Old Buckenham Hall Headmaster David Griffiths discusses how parents and schools ensure productive partnerships to the benefit of children

The relationship between teachers and parents is vital in making a child’s time a success at school. This applies to senior and prep, but I believe is more critical in the prep sector due to the higher interaction between parents and teachers.

As a Head, my interactions with parents can cause great highs, and sometimes not insignificant lows. On the surface I am calm, considered, and consistent, but below I can be stressed and even worried by some interactions. These tend to come from minor complaints, parents pushing boundaries too far, or the very aspirational parent not quite being of the same mind when it comes to senior school destinations. I am a robust individual who does not easily get stressed, but these interactions may take a lot of time to resolve positively. If I feel like that, no wonder many classroom teachers and members of the school management team feel it to a far greater degree.

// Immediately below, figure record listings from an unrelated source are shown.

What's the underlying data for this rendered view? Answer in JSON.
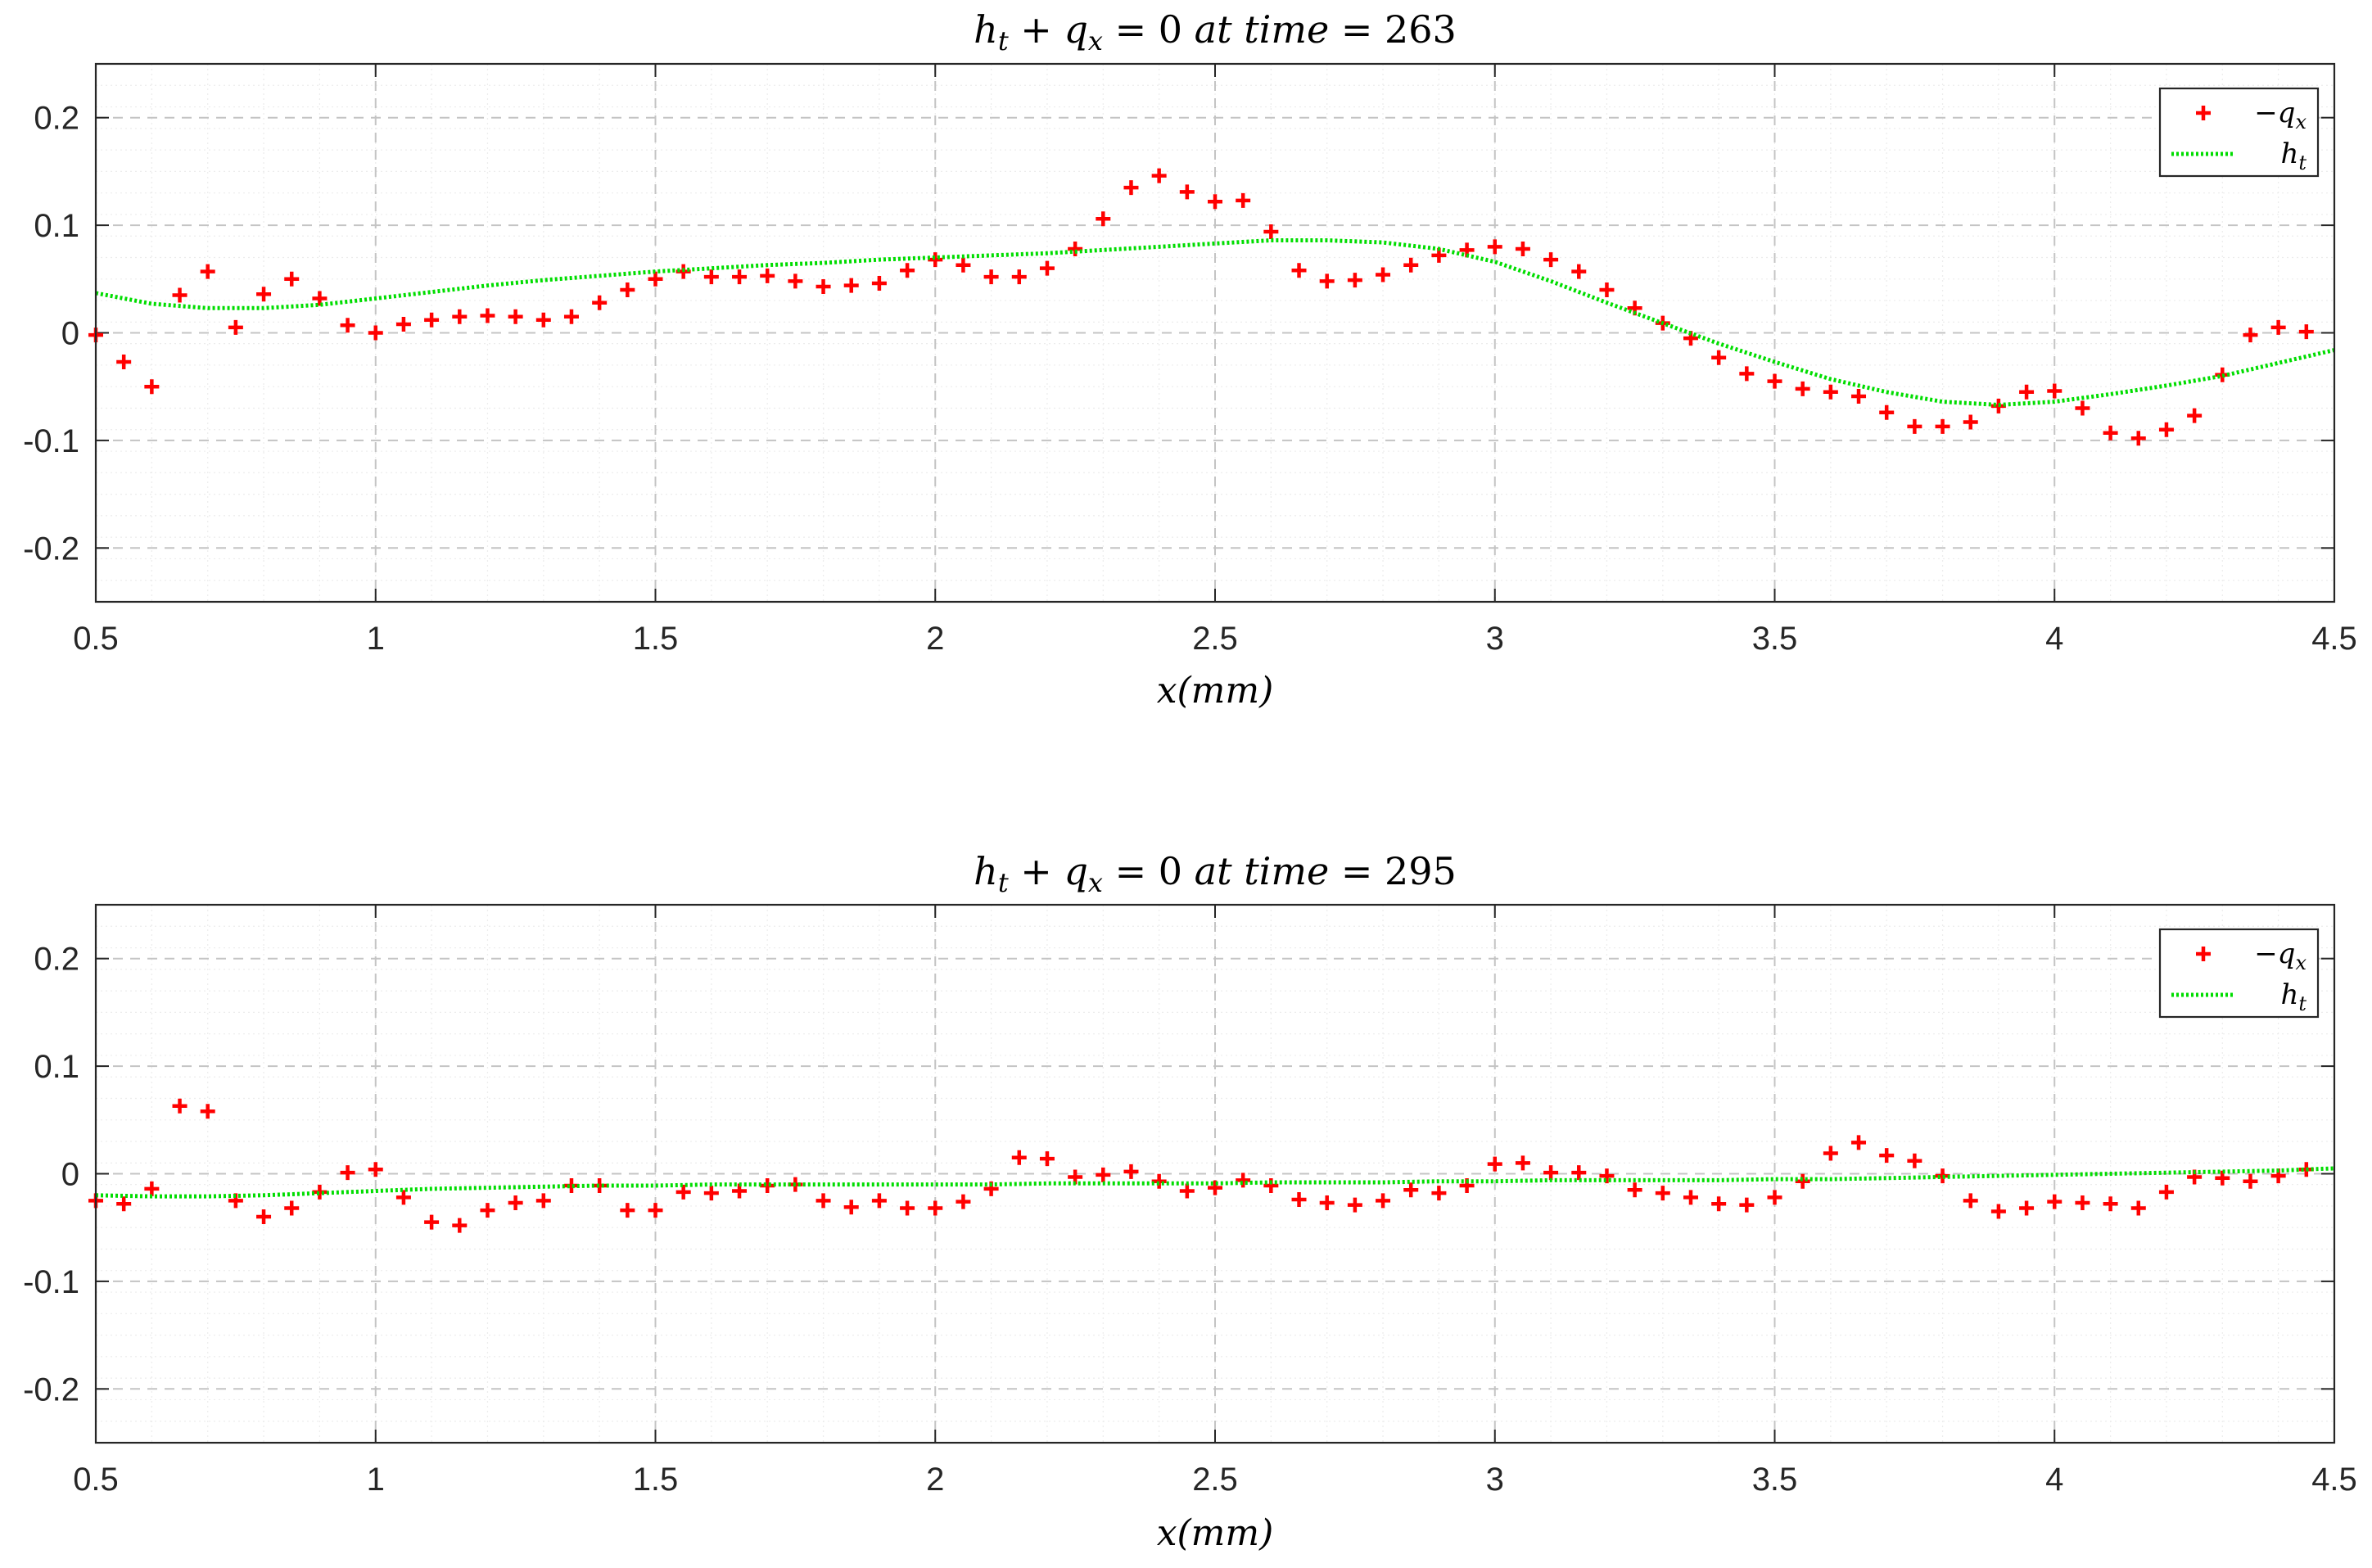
{
  "chart_data": [
    {
      "type": "scatter",
      "title": "h_t + q_x = 0 at time = 263",
      "title_parts": [
        "h",
        "t",
        " + ",
        "q",
        "x",
        " = 0 ",
        "at time",
        " = 263"
      ],
      "xlabel": "x(mm)",
      "ylabel": "",
      "xlim": [
        0.5,
        4.5
      ],
      "ylim": [
        -0.25,
        0.25
      ],
      "xticks": [
        0.5,
        1,
        1.5,
        2,
        2.5,
        3,
        3.5,
        4,
        4.5
      ],
      "xtick_labels": [
        "0.5",
        "1",
        "1.5",
        "2",
        "2.5",
        "3",
        "3.5",
        "4",
        "4.5"
      ],
      "yticks": [
        0.2,
        0.1,
        0,
        -0.1,
        -0.2
      ],
      "ytick_labels": [
        "0.2",
        "0.1",
        "0",
        "-0.1",
        "-0.2"
      ],
      "grid": true,
      "legend_position": "top-right",
      "series": [
        {
          "name": "-q_x",
          "legend_parts": [
            "−q",
            "x"
          ],
          "style": "marker-plus",
          "color": "#ff0000",
          "x": [
            0.5,
            0.55,
            0.6,
            0.65,
            0.7,
            0.75,
            0.8,
            0.85,
            0.9,
            0.95,
            1.0,
            1.05,
            1.1,
            1.15,
            1.2,
            1.25,
            1.3,
            1.35,
            1.4,
            1.45,
            1.5,
            1.55,
            1.6,
            1.65,
            1.7,
            1.75,
            1.8,
            1.85,
            1.9,
            1.95,
            2.0,
            2.05,
            2.1,
            2.15,
            2.2,
            2.25,
            2.3,
            2.35,
            2.4,
            2.45,
            2.5,
            2.55,
            2.6,
            2.65,
            2.7,
            2.75,
            2.8,
            2.85,
            2.9,
            2.95,
            3.0,
            3.05,
            3.1,
            3.15,
            3.2,
            3.25,
            3.3,
            3.35,
            3.4,
            3.45,
            3.5,
            3.55,
            3.6,
            3.65,
            3.7,
            3.75,
            3.8,
            3.85,
            3.9,
            3.95,
            4.0,
            4.05,
            4.1,
            4.15,
            4.2,
            4.25,
            4.3,
            4.35,
            4.4,
            4.45
          ],
          "y": [
            -0.002,
            -0.027,
            -0.05,
            0.035,
            0.057,
            0.005,
            0.036,
            0.05,
            0.032,
            0.007,
            0.0,
            0.008,
            0.012,
            0.015,
            0.016,
            0.015,
            0.012,
            0.015,
            0.028,
            0.04,
            0.05,
            0.057,
            0.052,
            0.052,
            0.053,
            0.048,
            0.043,
            0.044,
            0.046,
            0.058,
            0.068,
            0.063,
            0.052,
            0.052,
            0.06,
            0.078,
            0.106,
            0.135,
            0.146,
            0.131,
            0.122,
            0.123,
            0.094,
            0.058,
            0.048,
            0.049,
            0.054,
            0.063,
            0.072,
            0.077,
            0.08,
            0.078,
            0.068,
            0.057,
            0.04,
            0.023,
            0.009,
            -0.005,
            -0.023,
            -0.038,
            -0.045,
            -0.052,
            -0.055,
            -0.059,
            -0.074,
            -0.087,
            -0.087,
            -0.083,
            -0.068,
            -0.055,
            -0.054,
            -0.07,
            -0.093,
            -0.098,
            -0.09,
            -0.077,
            -0.039,
            -0.002,
            0.005,
            0.001
          ]
        },
        {
          "name": "h_t",
          "legend_parts": [
            "h",
            "t"
          ],
          "style": "dotted-line",
          "color": "#00dd00",
          "x": [
            0.5,
            0.6,
            0.7,
            0.8,
            0.9,
            1.0,
            1.1,
            1.2,
            1.3,
            1.4,
            1.5,
            1.6,
            1.7,
            1.8,
            1.9,
            2.0,
            2.1,
            2.2,
            2.3,
            2.4,
            2.5,
            2.6,
            2.7,
            2.8,
            2.9,
            3.0,
            3.1,
            3.2,
            3.3,
            3.4,
            3.5,
            3.6,
            3.7,
            3.8,
            3.9,
            4.0,
            4.1,
            4.2,
            4.3,
            4.4,
            4.5
          ],
          "y": [
            0.037,
            0.027,
            0.023,
            0.023,
            0.026,
            0.032,
            0.038,
            0.044,
            0.049,
            0.053,
            0.057,
            0.06,
            0.063,
            0.065,
            0.068,
            0.07,
            0.072,
            0.074,
            0.077,
            0.08,
            0.083,
            0.086,
            0.086,
            0.084,
            0.078,
            0.066,
            0.048,
            0.028,
            0.009,
            -0.01,
            -0.027,
            -0.043,
            -0.055,
            -0.064,
            -0.067,
            -0.064,
            -0.057,
            -0.049,
            -0.04,
            -0.028,
            -0.016
          ]
        }
      ]
    },
    {
      "type": "scatter",
      "title": "h_t + q_x = 0 at time = 295",
      "title_parts": [
        "h",
        "t",
        " + ",
        "q",
        "x",
        " = 0 ",
        "at time",
        " = 295"
      ],
      "xlabel": "x(mm)",
      "ylabel": "",
      "xlim": [
        0.5,
        4.5
      ],
      "ylim": [
        -0.25,
        0.25
      ],
      "xticks": [
        0.5,
        1,
        1.5,
        2,
        2.5,
        3,
        3.5,
        4,
        4.5
      ],
      "xtick_labels": [
        "0.5",
        "1",
        "1.5",
        "2",
        "2.5",
        "3",
        "3.5",
        "4",
        "4.5"
      ],
      "yticks": [
        0.2,
        0.1,
        0,
        -0.1,
        -0.2
      ],
      "ytick_labels": [
        "0.2",
        "0.1",
        "0",
        "-0.1",
        "-0.2"
      ],
      "grid": true,
      "legend_position": "top-right",
      "series": [
        {
          "name": "-q_x",
          "legend_parts": [
            "−q",
            "x"
          ],
          "style": "marker-plus",
          "color": "#ff0000",
          "x": [
            0.5,
            0.55,
            0.6,
            0.65,
            0.7,
            0.75,
            0.8,
            0.85,
            0.9,
            0.95,
            1.0,
            1.05,
            1.1,
            1.15,
            1.2,
            1.25,
            1.3,
            1.35,
            1.4,
            1.45,
            1.5,
            1.55,
            1.6,
            1.65,
            1.7,
            1.75,
            1.8,
            1.85,
            1.9,
            1.95,
            2.0,
            2.05,
            2.1,
            2.15,
            2.2,
            2.25,
            2.3,
            2.35,
            2.4,
            2.45,
            2.5,
            2.55,
            2.6,
            2.65,
            2.7,
            2.75,
            2.8,
            2.85,
            2.9,
            2.95,
            3.0,
            3.05,
            3.1,
            3.15,
            3.2,
            3.25,
            3.3,
            3.35,
            3.4,
            3.45,
            3.5,
            3.55,
            3.6,
            3.65,
            3.7,
            3.75,
            3.8,
            3.85,
            3.9,
            3.95,
            4.0,
            4.05,
            4.1,
            4.15,
            4.2,
            4.25,
            4.3,
            4.35,
            4.4,
            4.45
          ],
          "y": [
            -0.025,
            -0.028,
            -0.014,
            0.063,
            0.058,
            -0.025,
            -0.04,
            -0.032,
            -0.017,
            0.001,
            0.004,
            -0.022,
            -0.045,
            -0.048,
            -0.034,
            -0.027,
            -0.025,
            -0.011,
            -0.011,
            -0.034,
            -0.034,
            -0.017,
            -0.018,
            -0.016,
            -0.011,
            -0.01,
            -0.025,
            -0.031,
            -0.025,
            -0.032,
            -0.032,
            -0.026,
            -0.014,
            0.015,
            0.014,
            -0.003,
            -0.001,
            0.002,
            -0.007,
            -0.016,
            -0.013,
            -0.006,
            -0.011,
            -0.024,
            -0.027,
            -0.029,
            -0.025,
            -0.015,
            -0.018,
            -0.011,
            0.009,
            0.01,
            0.001,
            0.001,
            -0.002,
            -0.015,
            -0.018,
            -0.022,
            -0.028,
            -0.029,
            -0.022,
            -0.007,
            0.019,
            0.029,
            0.017,
            0.012,
            -0.002,
            -0.025,
            -0.035,
            -0.032,
            -0.026,
            -0.027,
            -0.028,
            -0.032,
            -0.017,
            -0.003,
            -0.004,
            -0.007,
            -0.002,
            0.004
          ]
        },
        {
          "name": "h_t",
          "legend_parts": [
            "h",
            "t"
          ],
          "style": "dotted-line",
          "color": "#00dd00",
          "x": [
            0.5,
            0.6,
            0.7,
            0.8,
            0.9,
            1.0,
            1.1,
            1.2,
            1.3,
            1.4,
            1.5,
            1.6,
            1.7,
            1.8,
            1.9,
            2.0,
            2.1,
            2.2,
            2.3,
            2.4,
            2.5,
            2.6,
            2.7,
            2.8,
            2.9,
            3.0,
            3.1,
            3.2,
            3.3,
            3.4,
            3.5,
            3.6,
            3.7,
            3.8,
            3.9,
            4.0,
            4.1,
            4.2,
            4.3,
            4.4,
            4.5
          ],
          "y": [
            -0.02,
            -0.021,
            -0.021,
            -0.02,
            -0.018,
            -0.016,
            -0.014,
            -0.013,
            -0.012,
            -0.011,
            -0.011,
            -0.01,
            -0.01,
            -0.01,
            -0.01,
            -0.01,
            -0.01,
            -0.009,
            -0.009,
            -0.009,
            -0.009,
            -0.008,
            -0.008,
            -0.008,
            -0.007,
            -0.007,
            -0.006,
            -0.006,
            -0.006,
            -0.006,
            -0.005,
            -0.005,
            -0.004,
            -0.003,
            -0.002,
            -0.001,
            0.0,
            0.001,
            0.002,
            0.003,
            0.005
          ]
        }
      ]
    }
  ]
}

Often there is a deficit mindset from parents and teachers towards each other. Teachers may not understand the anxiety that parents feel. As parents (and we have three of prep school age) we all want the very best for our children and we only get one shot at it. Therefore, we are nervous, worried, and anxious about future schools. This is especially true if we have little information about what goes on in school or our children come home and give us a version of events that is less than glowing. If teachers can appreciate these anxieties – this fear – they can empathise, and provide support and information that has a calming effect. The fraught emails can be reduced.

Old Buckenham Hall Prep on the parent-school partnership
Old Buckenham Hall Head David Griffiths says it’s important for parents and schools to recognise they are on the same team – working for the best interests of the child

Parents often underestimate how much teachers give to their students and how much they really do care about what the children are learning and how they are progressing. I have never met a teacher who didn’t want to do the very best job that they could. I have occasionally met teachers who lacked in some significant skillset, but never a teacher who didn’t care. If parents can appreciate the time, dedication and effort that goes in to providing the very best for their children, communication becomes less fraught and conversations more productive.

The reality is that we are all on the same team, working towards the same goals. It is the responsibility of a Head to train their teachers on this issue and to help them to understand the reasons for parental anxiety. The Head should reassure parents that staff are delivering the very best that they can, and that they are always willing to listen to concerns and adjust where appropriate to do so. If there is a culture that is successfully cultivated around partnership, the conversations improve, the emails lessen, and all of us can really focus on what is important – the children.